In issue #14 of Forkable, I look at the latest entrant to the unicorn club — an open source “backend-as-a-service” company called Supabase, which raised a hefty chunk of change at an even heftier $2 billion valuation. The company also reports a spike in users, with Supabase co-founder and CEO Paul Copplestone putting this down to the vibe-coding trend that allows anyone to create software with AI.

Elsewhere, Chainguard — which promises to secure the open source software supply chain more — tripled its valuation to $3.5 billion off the back of a huge fundraise.

And in case you missed it, this week I published the first in my new COSS Corner series, where I profile startups and key figures from the commercial open source software (COSS) space — more on that below.

As usual, feel free to reach out to me with any questions, tips, or suggestions: forkable[at]pm.me.

Paul

Open issue

A COSS unicorn is born

Two sizeable funding rounds to report from the open source realm this week. Supabase, a company building an open source alternative to Google’s “backend as a service” platform Firebase, raised $200 million at a $2 billion valuation — the first time (that I’m aware of) the company has revealed a valuation in its five-year history, confirming the San Francisco-based startup as a the latest entrant to the unicorn club.

Big-name backers for the Series D round included Coatue, Y Combinator, Craft Ventures, and Felicis.

Supabase, for the uninitated, spins up a full PostgreSQL database with built-in authentication, a real-time engine, storage, and more. If you don’t fancy self-hosting and managing all the infrastucture hassles, Supabase will sell you a managed cloud service.

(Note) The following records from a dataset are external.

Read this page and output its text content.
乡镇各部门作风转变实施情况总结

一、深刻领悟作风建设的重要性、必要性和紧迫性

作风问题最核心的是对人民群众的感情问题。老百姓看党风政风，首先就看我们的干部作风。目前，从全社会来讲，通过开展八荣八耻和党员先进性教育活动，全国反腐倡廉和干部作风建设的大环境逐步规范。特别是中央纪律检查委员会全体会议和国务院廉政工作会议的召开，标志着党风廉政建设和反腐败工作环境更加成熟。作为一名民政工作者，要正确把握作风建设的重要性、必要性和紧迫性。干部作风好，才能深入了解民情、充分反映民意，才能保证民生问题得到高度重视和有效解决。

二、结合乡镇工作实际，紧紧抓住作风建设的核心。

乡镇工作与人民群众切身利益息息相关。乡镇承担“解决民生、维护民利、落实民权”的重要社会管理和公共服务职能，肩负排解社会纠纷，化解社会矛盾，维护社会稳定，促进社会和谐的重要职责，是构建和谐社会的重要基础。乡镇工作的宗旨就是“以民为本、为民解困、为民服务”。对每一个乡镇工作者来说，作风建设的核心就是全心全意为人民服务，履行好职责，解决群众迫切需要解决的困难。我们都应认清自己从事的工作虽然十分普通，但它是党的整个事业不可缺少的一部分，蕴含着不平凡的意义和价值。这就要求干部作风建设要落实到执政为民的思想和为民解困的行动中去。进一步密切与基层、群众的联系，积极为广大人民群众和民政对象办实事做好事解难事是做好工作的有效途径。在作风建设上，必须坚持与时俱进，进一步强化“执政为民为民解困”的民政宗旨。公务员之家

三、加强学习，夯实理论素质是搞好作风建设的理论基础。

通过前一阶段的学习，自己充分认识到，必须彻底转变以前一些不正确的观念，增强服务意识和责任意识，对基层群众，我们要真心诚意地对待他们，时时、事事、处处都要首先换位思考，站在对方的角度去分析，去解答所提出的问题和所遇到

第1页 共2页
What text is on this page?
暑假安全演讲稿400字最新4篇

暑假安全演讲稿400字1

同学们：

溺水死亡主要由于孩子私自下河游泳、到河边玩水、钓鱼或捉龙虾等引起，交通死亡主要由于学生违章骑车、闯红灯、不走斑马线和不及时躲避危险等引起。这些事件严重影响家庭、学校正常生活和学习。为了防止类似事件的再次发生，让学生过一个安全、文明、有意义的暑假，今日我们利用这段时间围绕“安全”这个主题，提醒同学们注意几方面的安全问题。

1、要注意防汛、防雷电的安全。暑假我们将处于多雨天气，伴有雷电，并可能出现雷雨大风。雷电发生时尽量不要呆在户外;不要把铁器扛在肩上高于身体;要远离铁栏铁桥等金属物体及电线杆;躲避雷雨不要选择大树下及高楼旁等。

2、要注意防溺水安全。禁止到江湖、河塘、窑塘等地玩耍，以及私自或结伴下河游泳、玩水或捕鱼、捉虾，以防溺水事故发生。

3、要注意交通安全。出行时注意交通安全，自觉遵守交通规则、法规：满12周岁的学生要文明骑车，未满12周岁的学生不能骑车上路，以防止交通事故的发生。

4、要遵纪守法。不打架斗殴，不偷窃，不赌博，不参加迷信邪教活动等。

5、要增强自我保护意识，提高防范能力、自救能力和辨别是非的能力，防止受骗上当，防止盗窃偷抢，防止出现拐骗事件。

Today, Supabase claims some two-million developer users, with its sign-up rate doubling in the past few months. The reason? Well, Supabase co-founder and CEO Paul Copplestone reckons a big part of this is down to vibe-coding, an emerging AI-driven programming technique that basically requires you to desribe what you want to an AI coding “assistant” which then builds it.

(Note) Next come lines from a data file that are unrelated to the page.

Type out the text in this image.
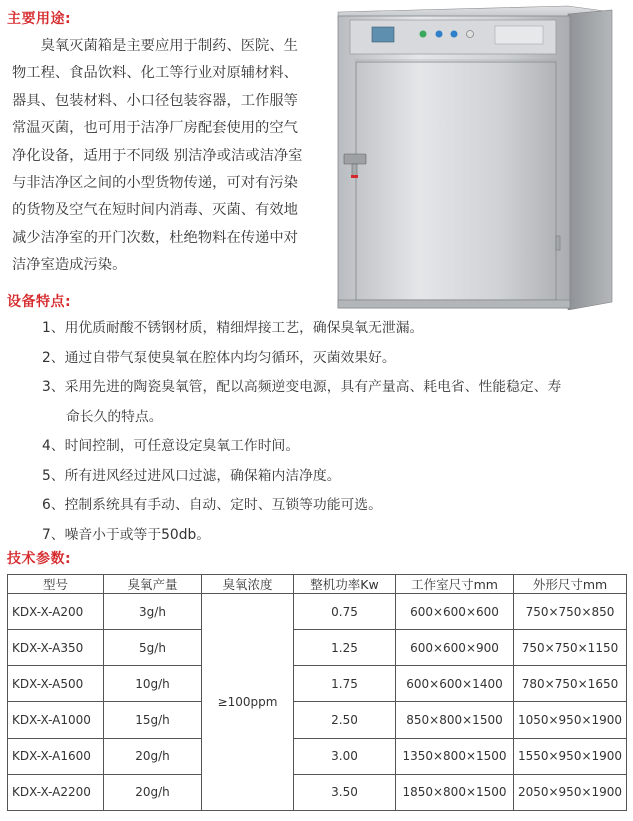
主要用途:

　　臭氧灭菌箱是主要应用于制药、医院、生

物工程、食品饮料、化工等行业对原辅材料、

器具、包装材料、小口径包装容器，工作服等

常温灭菌，也可用于洁净厂房配套使用的空气

净化设备，适用于不同级 别洁净或洁或洁净室

与非洁净区之间的小型货物传递，可对有污染

的货物及空气在短时间内消毒、灭菌、有效地

减少洁净室的开门次数，杜绝物料在传递中对

洁净室造成污染。

设备特点:
1、用优质耐酸不锈钢材质，精细焊接工艺，确保臭氧无泄漏。
2、通过自带气泵使臭氧在腔体内均匀循环，灭菌效果好。
3、采用先进的陶瓷臭氧管，配以高频逆变电源，具有产量高、耗电省、性能稳定、寿
命长久的特点。
4、时间控制，可任意设定臭氧工作时间。
5、所有进风经过进风口过滤，确保箱内洁净度。
6、控制系统具有手动、自动、定时、互锁等功能可选。
7、噪音小于或等于50db。
技术参数:
型号	臭氧产量	臭氧浓度	整机功率Kw	工作室尺寸mm	外形尺寸mm
KDX-X-A200	3g/h	≥100ppm	0.75	600×600×600	750×750×850
KDX-X-A350	5g/h		1.25	600×600×900	750×750×1150
KDX-X-A500	10g/h		1.75	600×600×1400	780×750×1650
KDX-X-A1000	15g/h		2.50	850×800×1500	1050×950×1900
KDX-X-A1600	20g/h		3.00	1350×800×1500	1550×950×1900
KDX-X-A2200	20g/h		3.50	1850×800×1500	2050×950×1900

Apps, regardless of who or what built them, need a backend — which is where Supabase stands to benefit.

“I see our community, over the next decade, as something that will grow with us, and it’s for everyone from developers, all the way up to enterprise,” Copplestone told Fortune. “It’s more than just developers even now. Our sign-up rate just doubled in the past three months because of vibe coding…”.

Elsewhere, Chainguard — a company that promises to make the open source software supply chain more secure — raised $356 million at a $3.5 billion valuation. That’s more than triple its valuation at its Series C round just 10 months ago.

That’s not bad at all for a company founded less than four years ago, but it’s perhaps indicative of the growing awareness of the risks posed by software reliant on myriad components from third-party suppliers.

Chainguard basically rebuilds the open source components from source, rather than using pre-built binaries or container images which may contain vulnerabilities.

“When we started Chainguard three years ago, supply chain security had the curiosity of the industry,” Chainguard CEO Dan Lorenc said. “Today it has their attention. Whether it’s struggling to patch fleets of containerized systems to address the endless onslaught of new vulnerabilities, or holding endless postmortems to measure or mitigate supply chain breaches […] the industry and regulators are all realizing the old ways of building and using open source software don’t work anymore.”

COSS Corner

Recce wants to help developers 'ship working data faster'

The first story in my COSS Corner series went live this week, and in it I caught up with CL Kao, founder and CEO of Recce, an open source startup building “data native” code review tools to “solve a fundamental gap in how data systems are managed today.”

Recce, essentially, transposes the “preview, decide, deploy” ethos from the software realm, onto data systems, enabling data teams to move fast without breaking things -- which is vital in the age of AI.

“Data teams operate in the dark — making changes without being able to preview their impact, deciding without complete information, and deploying with crossed-fingers rather than confidence,” Kao said.

The startup has also just announced $4 million in funding, which will go toward the launch of a new commercial cloud product.

Read more: Recce wants to help developers 'ship working data faster'

Patch notes

• The votes are in, and the open source Terraform fork OpenTofu is officially going to be a Cloud Native Computing Foundation (CNCF) project.

• ​Whisky, the free and open source app built upon Wine to power Windows games on Macs, is no more — the teenage developer behind the project pulled the plug, saying that it was harming a paid alternative called CrossOver.

• Hopper launched out of stealth with $7.5 million in seed funding to “redefine open source security,” and challenge the incumbent software composition analysis (SCA) platforms.

• Dia is a new open source text-to-speech model designed to take on the likes of OpenAI and ElevenLabs, as per a VentureBeat report this week.